Our training data consists of our human-annotated data (human-anno.zip
).
We have already uploaded the test data in Google Drive, so they are readily available for use.
The static information remains consistent with the information provided in the paper:
Dataset | #Type | #Item/Type (Train/Test) | #Anno (Train/Test) |
---|---|---|---|
WebQSP | 2 | 50 / 150 | 100 / 300 |
CWQ | 4 | 50 / 150 | 200 / 600 |
KQA Pro | 9 | 50 / 100 | 450 / 900 |
MetaQA | 3 | 50 / 300 | 150 / 900 |
If you wish to re-run the process, please ensure that all the tools are started.

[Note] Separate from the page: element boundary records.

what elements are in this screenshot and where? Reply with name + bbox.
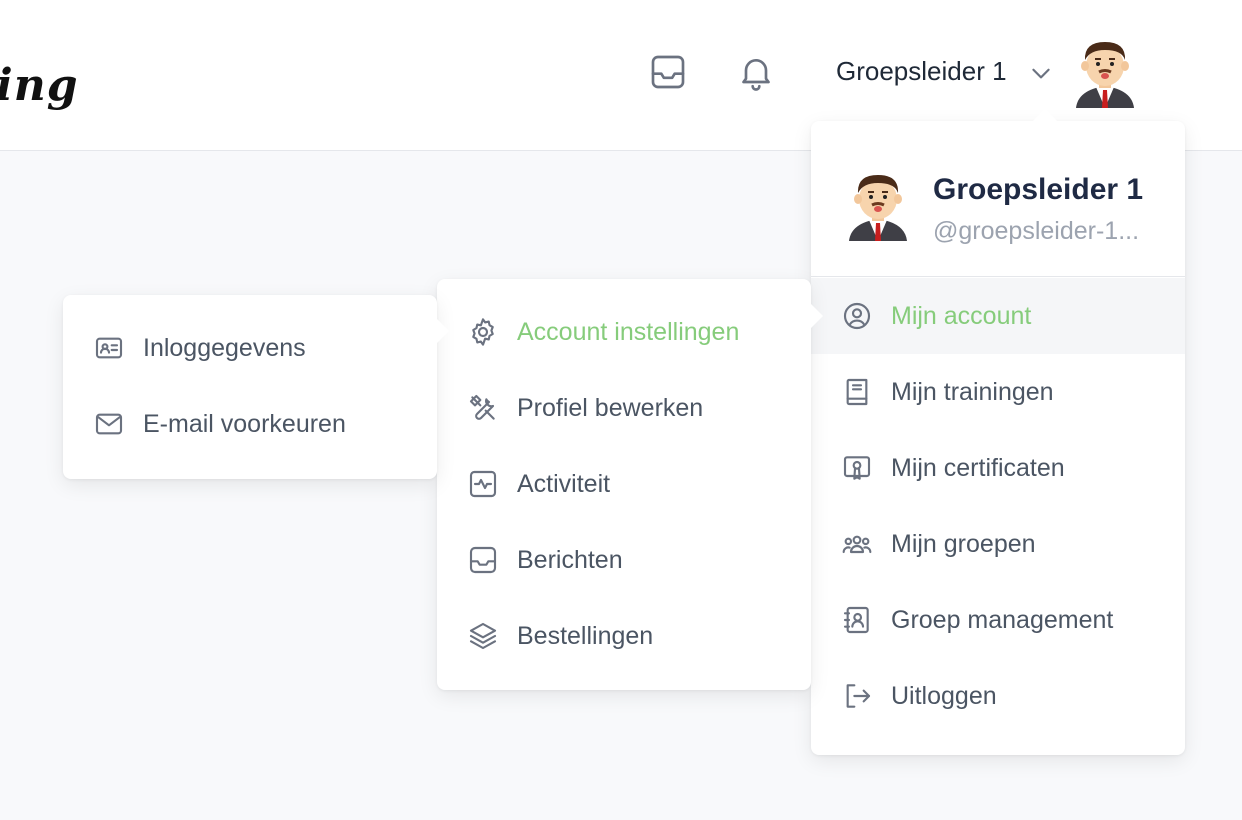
menu-item-mijn-groepen[interactable]: Mijn groepen xyxy=(811,506,1185,582)
menu-item-label: Mijn groepen xyxy=(891,529,1036,558)
layers-icon xyxy=(467,620,499,652)
contact-book-icon xyxy=(841,604,873,636)
submenu-item-inloggegevens[interactable]: Inloggegevens xyxy=(63,310,437,386)
users-icon xyxy=(841,528,873,560)
submenu-item-profiel-bewerken[interactable]: Profiel bewerken xyxy=(437,370,811,446)
profile-name: Groepsleider 1 xyxy=(933,173,1144,206)
menu-item-groep-management[interactable]: Groep management xyxy=(811,582,1185,658)
submenu-item-label: E-mail voorkeuren xyxy=(143,409,346,438)
submenu-item-label: Account instellingen xyxy=(517,317,740,346)
menu-item-label: Mijn certificaten xyxy=(891,453,1065,482)
avatar[interactable] xyxy=(1074,36,1136,108)
profile-dropdown: Groepsleider 1 @groepsleider-1... Mijn a… xyxy=(811,109,1185,755)
menu-item-uitloggen[interactable]: Uitloggen xyxy=(811,658,1185,734)
submenu-item-berichten[interactable]: Berichten xyxy=(437,522,811,598)
gear-icon xyxy=(467,316,499,348)
menu-item-label: Mijn trainingen xyxy=(891,377,1054,406)
submenu-item-label: Bestellingen xyxy=(517,621,654,650)
id-card-icon xyxy=(93,332,125,364)
divider xyxy=(811,276,1185,277)
profile-avatar xyxy=(847,169,909,241)
book-icon xyxy=(841,376,873,408)
menu-item-mijn-trainingen[interactable]: Mijn trainingen xyxy=(811,354,1185,430)
submenu-caret xyxy=(437,319,449,343)
activity-icon xyxy=(467,468,499,500)
dropdown-caret xyxy=(1033,109,1057,121)
submenu-item-label: Activiteit xyxy=(517,469,611,498)
submenu-item-activiteit[interactable]: Activiteit xyxy=(437,446,811,522)
submenu-caret xyxy=(811,304,823,328)
menu-item-label: Uitloggen xyxy=(891,681,997,710)
certificate-icon xyxy=(841,452,873,484)
mail-icon xyxy=(93,408,125,440)
bell-icon[interactable] xyxy=(736,52,776,92)
submenu-item-label: Berichten xyxy=(517,545,623,574)
logout-icon xyxy=(841,680,873,712)
menu-item-mijn-certificaten[interactable]: Mijn certificaten xyxy=(811,430,1185,506)
inbox-icon xyxy=(467,544,499,576)
inbox-icon[interactable] xyxy=(648,52,688,92)
chevron-down-icon[interactable] xyxy=(1028,60,1054,86)
submenu-item-bestellingen[interactable]: Bestellingen xyxy=(437,598,811,674)
logo[interactable]: ing xyxy=(0,60,78,111)
menu-item-mijn-account[interactable]: Mijn account xyxy=(811,278,1185,354)
user-circle-icon xyxy=(841,300,873,332)
submenu-item-label: Inloggegevens xyxy=(143,333,306,362)
submenu-item-account-instellingen[interactable]: Account instellingen xyxy=(437,294,811,370)
menu-item-label: Mijn account xyxy=(891,301,1032,330)
user-menu-name[interactable]: Groepsleider 1 xyxy=(836,56,1007,87)
tools-icon xyxy=(467,392,499,424)
submenu-item-email-voorkeuren[interactable]: E-mail voorkeuren xyxy=(63,386,437,462)
submenu-item-label: Profiel bewerken xyxy=(517,393,704,422)
profile-username: @groepsleider-1... xyxy=(933,217,1140,245)
menu-item-label: Groep management xyxy=(891,605,1114,634)
account-submenu: Account instellingen Profiel bewerken Ac… xyxy=(437,279,823,690)
settings-submenu: Inloggegevens E-mail voorkeuren xyxy=(63,295,449,479)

Run python data_preprocess/webqsp.py
, you should see the following output files:
dataset_processed/webqsp/test/chain_len_1.json
dataset_processed/webqsp/test/chain_len_2.json
Run python data_preprocess/cwq.py
, you should see the following output files:
dataset_processed/cwq/test/comparative.json
dataset_processed/cwq/test/composition.json
dataset_processed/cwq/test/conjunction.json
dataset_processed/cwq/test/superlative.json
Run python data_preprocess/kqapro.py
, you should see the following output files:
dataset_processed/kqapro/test/Count.json
dataset_processed/kqapro/test/QueryAttr.json
dataset_processed/kqapro/test/QueryAttrQualifier.json
dataset_processed/kqapro/test/QueryName.json
dataset_processed/kqapro/test/QueryRelation.json
dataset_processed/kqapro/test/QueryRelationQualifier.json
dataset_processed/kqapro/test/SelectAmong.json
dataset_processed/kqapro/test/SelectBetween.json
dataset_processed/kqapro/test/Verify.json
Run python data_preprocess/metaqa.py
, you should see the following output files:
dataset_processed/metaqa/test/1-hop.json
dataset_processed/metaqa/test/2-hop.json
dataset_processed/metaqa/test/3-hop.json